PRIME MINISTER: Kia ora koutou katoa, Jacinda, congratulations on bringing this together this evening, our time and the other times of the day for everywhere else, it's great to join you from this part of the Pacific. Can I also start off by congratulating Prime Minister Suga. The Tokyo Olympics are seven days away. This is a statement of incredible determination by the people of Japan. And I wish you all the very best, Yoshi, for the Tokyo Olympics in seven days time from now. All the best, my friend.
As this pandemic started and we had these meetings, we spoke about saving lives and saving livelihoods. In many ways that's been achieved. But many lives have been lost and many livelihoods destroyed. Here in Australia, we estimate we've saved more than 30,000 lives and livelihoods. We've seen our economy now return to levels before higher than what it was before the pandemic. And just our jobs figures this week showed that a million people have come back into work. And so there are more people employed now in Australia than before the pandemic hit.
We have had a successful suppression approach and we're particularly pleased that the jobs that have come back in our economy have particularly come back for women who were hard hit by the pandemic, more so than men. And secondly, we've seen our youth unemployment level drop now to the lowest level since 2009. So young people and women getting back into the workforce, getting back to the jobs has been extremely important. That has been assisted greatly by the fiscal support packages we've put in place and the successful suppression strategies we've put in place, mirroring similar to what has occurred in New Zealand. And Jacinda and I have worked closely in the bubble that we have in this part of the Asia-Pacific.
The work that we're currently involved in now is defining what those critical threshold levels are for vaccination that can effectively answer James's question. And the Doherty Institute, which is a very well respected worldwide institute based here in Melbourne and Australia, are doing the work for us now, which will be advising all of our provincial and our national jurisdiction on what are the key threshold marks we have to reach with our vaccination programmes that enable the easing of restrictions, the opening up of travel, particularly for vaccinated persons, the role of quarantine, and what are the safe levels to do that and balancing that up against our economic interests as well as our health system capacity.
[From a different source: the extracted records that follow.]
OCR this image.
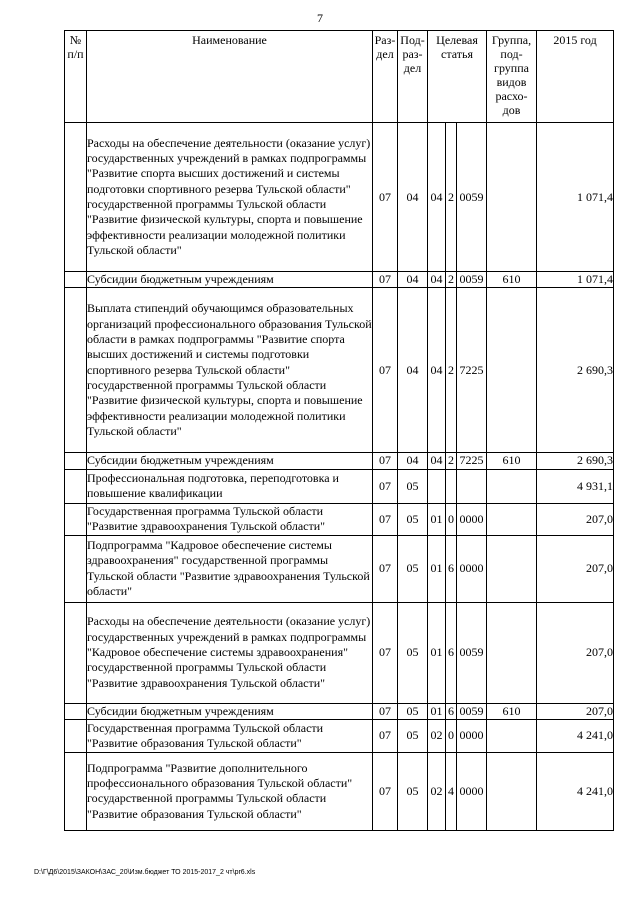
7
№ п/п	Наименование	Раз-дел	Под-раз-дел	Целевая статья			Группа, под-группа видов расхо-дов	2015 год
	Расходы на обеспечение деятельности (оказание услуг) государственных учреждений в рамках подпрограммы "Развитие спорта высших достижений и системы подготовки спортивного резерва Тульской области" государственной программы Тульской области "Развитие физической культуры, спорта и повышение эффективности реализации молодежной политики Тульской области"	07	04	04	2	0059		1 071,4
	Субсидии бюджетным учреждениям	07	04	04	2	0059	610	1 071,4
	Выплата стипендий обучающимся образовательных организаций профессионального образования Тульской области в рамках подпрограммы "Развитие спорта высших достижений и системы подготовки спортивного резерва Тульской области" государственной программы Тульской области "Развитие физической культуры, спорта и повышение эффективности реализации молодежной политики Тульской области"	07	04	04	2	7225		2 690,3
	Субсидии бюджетным учреждениям	07	04	04	2	7225	610	2 690,3
	Профессиональная подготовка, переподготовка и повышение квалификации	07	05					4 931,1
	Государственная программа Тульской области "Развитие здравоохранения Тульской области"	07	05	01	0	0000		207,0
	Подпрограмма "Кадровое обеспечение системы здравоохранения" государственной программы Тульской области "Развитие здравоохранения Тульской области"	07	05	01	6	0000		207,0
	Расходы на обеспечение деятельности (оказание услуг) государственных учреждений в рамках подпрограммы "Кадровое обеспечение системы здравоохранения" государственной программы Тульской области "Развитие здравоохранения Тульской области"	07	05	01	6	0059		207,0
	Субсидии бюджетным учреждениям	07	05	01	6	0059	610	207,0
	Государственная программа Тульской области "Развитие образования Тульской области"	07	05	02	0	0000		4 241,0
	Подпрограмма "Развитие дополнительного профессионального образования Тульской области" государственной программы Тульской области "Развитие образования Тульской области"	07	05	02	4	0000		4 241,0
D:\Г\Д6\2015\ЗАКОН\ЗАС_20\Изм.бюджет ТО 2015-2017_2 чт\pr6.xls
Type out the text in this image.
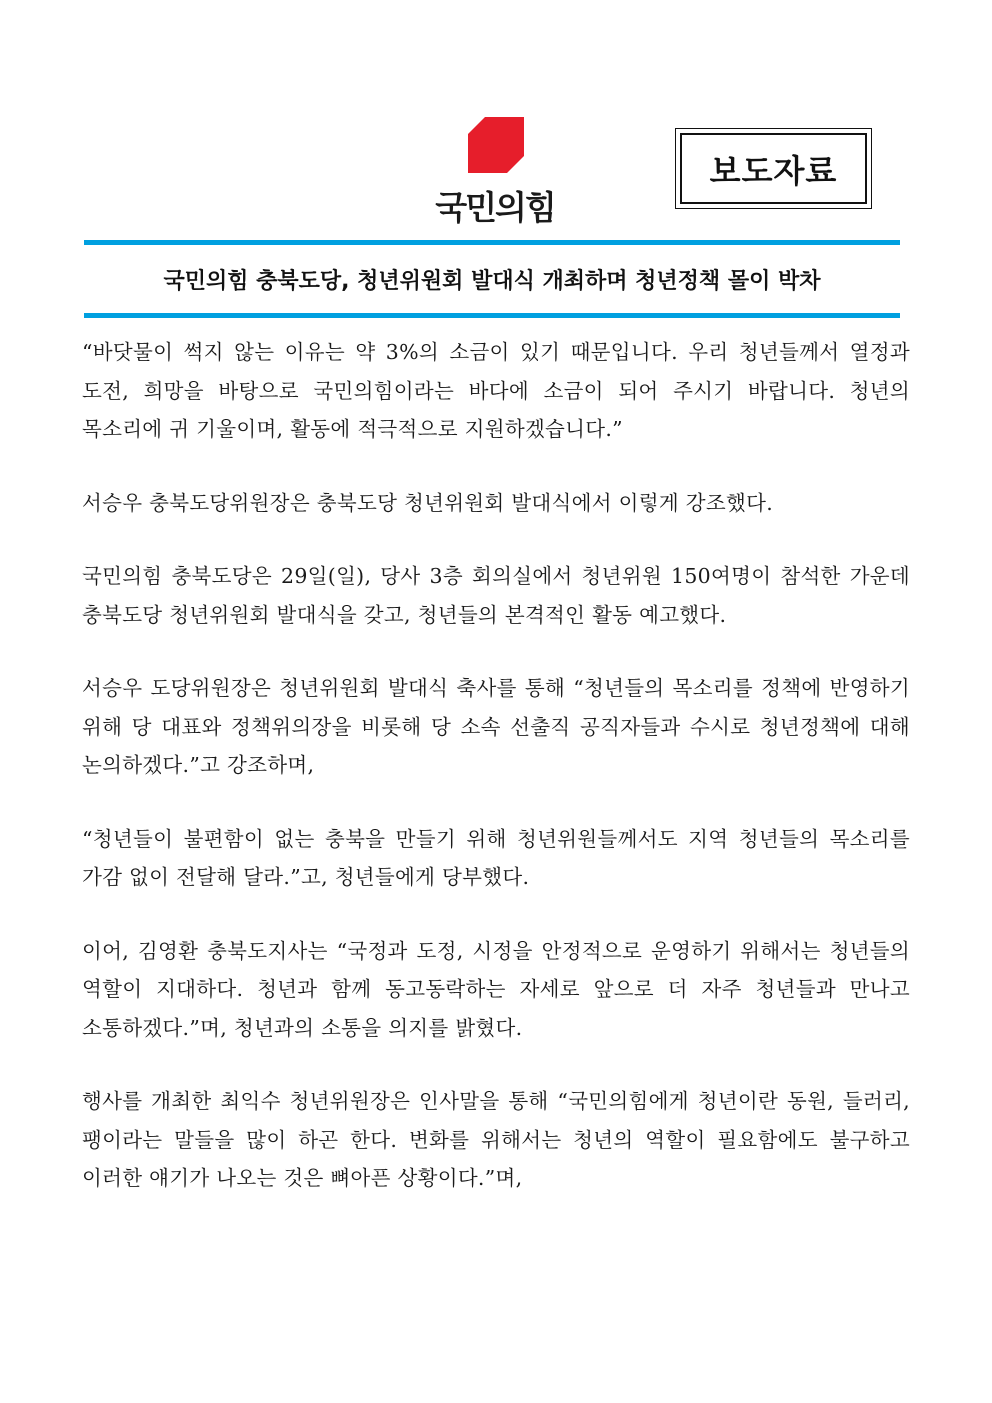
국민의힘
보도자료
국민의힘 충북도당, 청년위원회 발대식 개최하며 청년정책 몰이 박차

“바닷물이 썩지 않는 이유는 약 3%의 소금이 있기 때문입니다. 우리 청년들께서 열정과 도전, 희망을 바탕으로 국민의힘이라는 바다에 소금이 되어 주시기 바랍니다. 청년의 목소리에 귀 기울이며, 활동에 적극적으로 지원하겠습니다.”

서승우 충북도당위원장은 충북도당 청년위원회 발대식에서 이렇게 강조했다.

국민의힘 충북도당은 29일(일), 당사 3층 회의실에서 청년위원 150여명이 참석한 가운데 충북도당 청년위원회 발대식을 갖고, 청년들의 본격적인 활동 예고했다.

서승우 도당위원장은 청년위원회 발대식 축사를 통해 “청년들의 목소리를 정책에 반영하기 위해 당 대표와 정책위의장을 비롯해 당 소속 선출직 공직자들과 수시로 청년정책에 대해 논의하겠다.”고 강조하며,

“청년들이 불편함이 없는 충북을 만들기 위해 청년위원들께서도 지역 청년들의 목소리를 가감 없이 전달해 달라.”고, 청년들에게 당부했다.

이어, 김영환 충북도지사는 “국정과 도정, 시정을 안정적으로 운영하기 위해서는 청년들의 역할이 지대하다. 청년과 함께 동고동락하는 자세로 앞으로 더 자주 청년들과 만나고 소통하겠다.”며, 청년과의 소통을 의지를 밝혔다.

행사를 개최한 최익수 청년위원장은 인사말을 통해 “국민의힘에게 청년이란 동원, 들러리, 팽이라는 말들을 많이 하곤 한다. 변화를 위해서는 청년의 역할이 필요함에도 불구하고 이러한 얘기가 나오는 것은 뼈아픈 상황이다.”며,
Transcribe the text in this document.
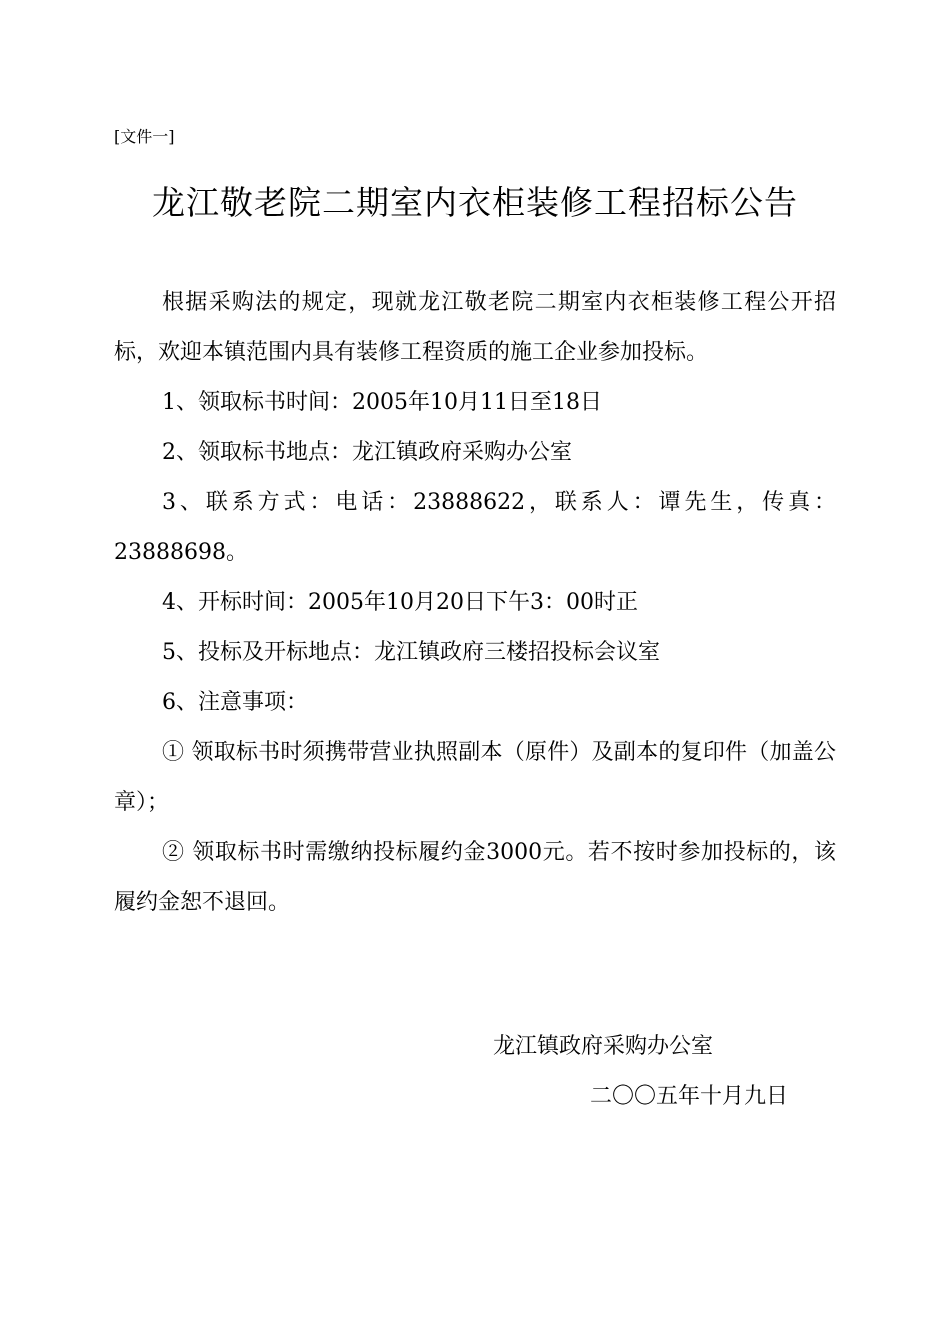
[文件一]
龙江敬老院二期室内衣柜装修工程招标公告

根据采购法的规定，现就龙江敬老院二期室内衣柜装修工程公开招标，欢迎本镇范围内具有装修工程资质的施工企业参加投标。

1、领取标书时间：2005年10月11日至18日

2、领取标书地点：龙江镇政府采购办公室

3、联系方式：电话：23888622，联系人：谭先生，传真：23888698。

4、开标时间：2005年10月20日下午3：00时正

5、投标及开标地点：龙江镇政府三楼招投标会议室

6、注意事项：

① 领取标书时须携带营业执照副本（原件）及副本的复印件（加盖公章）；

② 领取标书时需缴纳投标履约金3000元。若不按时参加投标的，该履约金恕不退回。

龙江镇政府采购办公室
二〇〇五年十月九日
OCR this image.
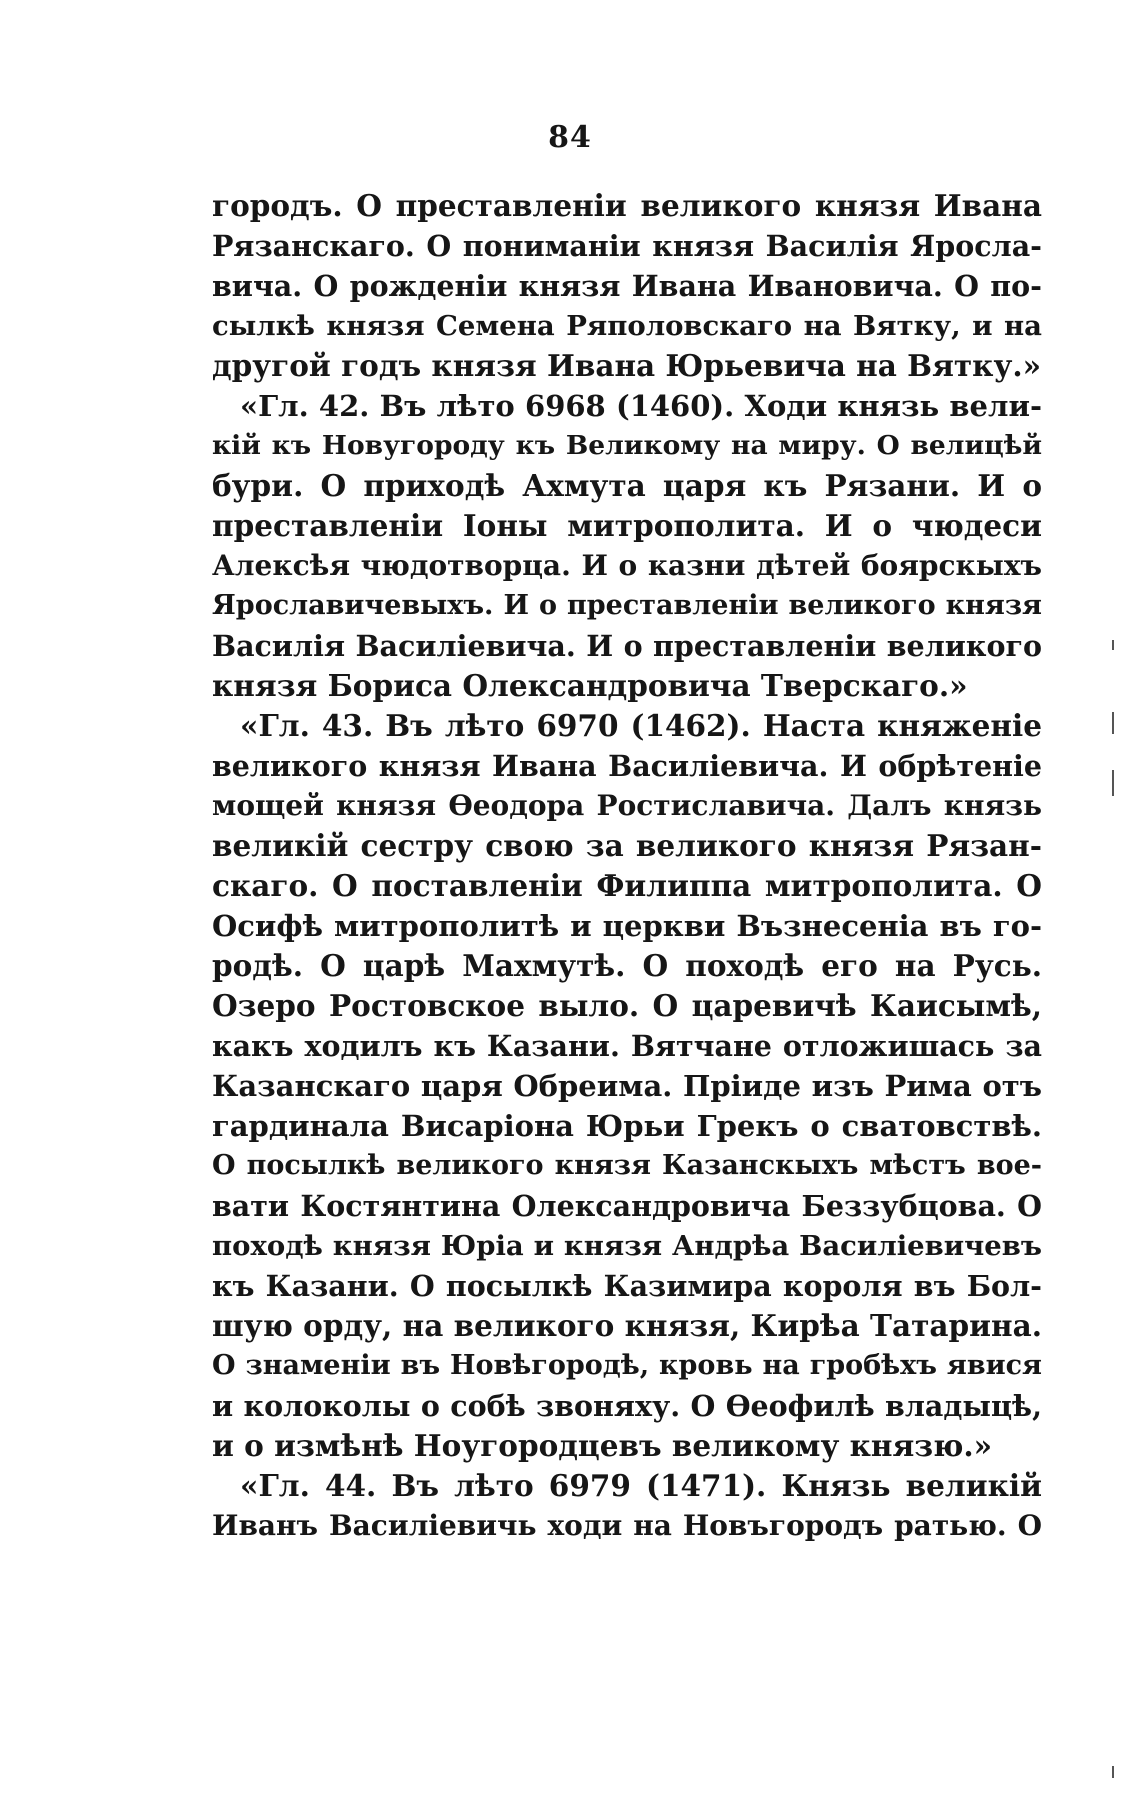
84
городъ. О преставленіи великого князя Ивана
Рязанскаго. О пониманіи князя Василія Яросла-
вича. О рожденіи князя Ивана Ивановича. О по-
сылкѣ князя Семена Ряполовскаго на Вятку, и на
другой годъ князя Ивана Юрьевича на Вятку.»
«Гл. 42. Въ лѣто 6968 (1460). Ходи князь вели-
кій къ Новугороду къ Великому на миру. О велицѣй
бури. О приходѣ Ахмута царя къ Рязани. И о
преставленіи Іоны митрополита. И о чюдеси
Алексѣя чюдотворца. И о казни дѣтей боярскыхъ
Ярославичевыхъ. И о преставленіи великого князя
Василія Василіевича. И о преставленіи великого
князя Бориса Олександровича Тверскаго.»
«Гл. 43. Въ лѣто 6970 (1462). Наста княженіе
великого князя Ивана Василіевича. И обрѣтеніе
мощей князя Ѳеодора Ростиславича. Далъ князь
великій сестру свою за великого князя Рязан-
скаго. О поставленіи Филиппа митрополита. О
Осифѣ митрополитѣ и церкви Възнесеніа въ го-
родѣ. О царѣ Махмутѣ. О походѣ его на Русь.
Озеро Ростовское выло. О царевичѣ Каисымѣ,
какъ ходилъ къ Казани. Вятчане отложишась за
Казанскаго царя Обреима. Пріиде изъ Рима отъ
гардинала Висаріона Юрьи Грекъ о сватовствѣ.
О посылкѣ великого князя Казанскыхъ мѣстъ вое-
вати Костянтина Олександровича Беззубцова. О
походѣ князя Юріа и князя Андрѣа Василіевичевъ
къ Казани. О посылкѣ Казимира короля въ Бол-
шую орду, на великого князя, Кирѣа Татарина.
О знаменіи въ Новѣгородѣ, кровь на гробѣхъ явися
и колоколы о собѣ звоняху. О Ѳеофилѣ владыцѣ,
и о измѣнѣ Ноугородцевъ великому князю.»
«Гл. 44. Въ лѣто 6979 (1471). Князь великій
Иванъ Василіевичь ходи на Новъгородъ ратью. О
And be very pleased to share that with the APEC group, because hopefully that can inform the decisions we're all trying to make. Australia's vaccination programme is really gathering pace now and we expect to have Australians vaccinated by the end of the year who wish to do so.
So we remain in the suppression phase in Australia and until we can reach those thresholds, then we will have to do that. And that is quite a challenge. Can I commend particularly Prime Minister Marape, President Phuc, President Widodo as well on the incredible job you're doing in your countries, which we're quite familiar with. And we're very pleased to continue to provide support, not just to those countries, as I know so many are. And I know how difficult it is for you at this time. But we're thinking of you very keenly.
Lending that hand to other economies is incredibly important. We're pleased to be participating in the COVAX Market Initiative, the G7 initiative, and I see Justin there and others from the most recent meeting in Carbis Bay, 20 million doses there, the Quad Initiative joining with Prime Minister Modi, President Biden and of course, Prime Minister Suga.
Scaling up the production of vaccines really is the challenge for all of us. We produce the AstraZeneca vaccine in Australia, but particularly the MRNA vaccine production capability is something we really have to lift globally, so we can get that to more and more of the population.
On the issues we need to work together, we cannot have a recovery without a free and open Indo-Pacific. And that means respect for the rule of law. It means regional stability and security. It means the region being able to operate free of coercion and free of interference. And where we respect the law of the sea, where we respect the rule of law, we respect human rights right across our region, and that we hold fast to those important values for a free and open Indo-Pacific. And it also means we have rules based trading system that we can all trust, one that has binding mechanisms to resolve disputes. And it's an urgent issue to ensure that the WTO's appellate body is restored and fully functional, because without a referee, it's very hard to play the game. And we all want to be on the field as we come back from this recovery. And the WTO plays an absolutely essential role in policing the rules of world trade and ensuring that no country can be subject to economic coercion, which can take place.
I might leave it there, Jacinda, because there's many other contributions. But I really do commend the other leaders for the great work that they're doing, we've still got a long way to go and we need to keep working together.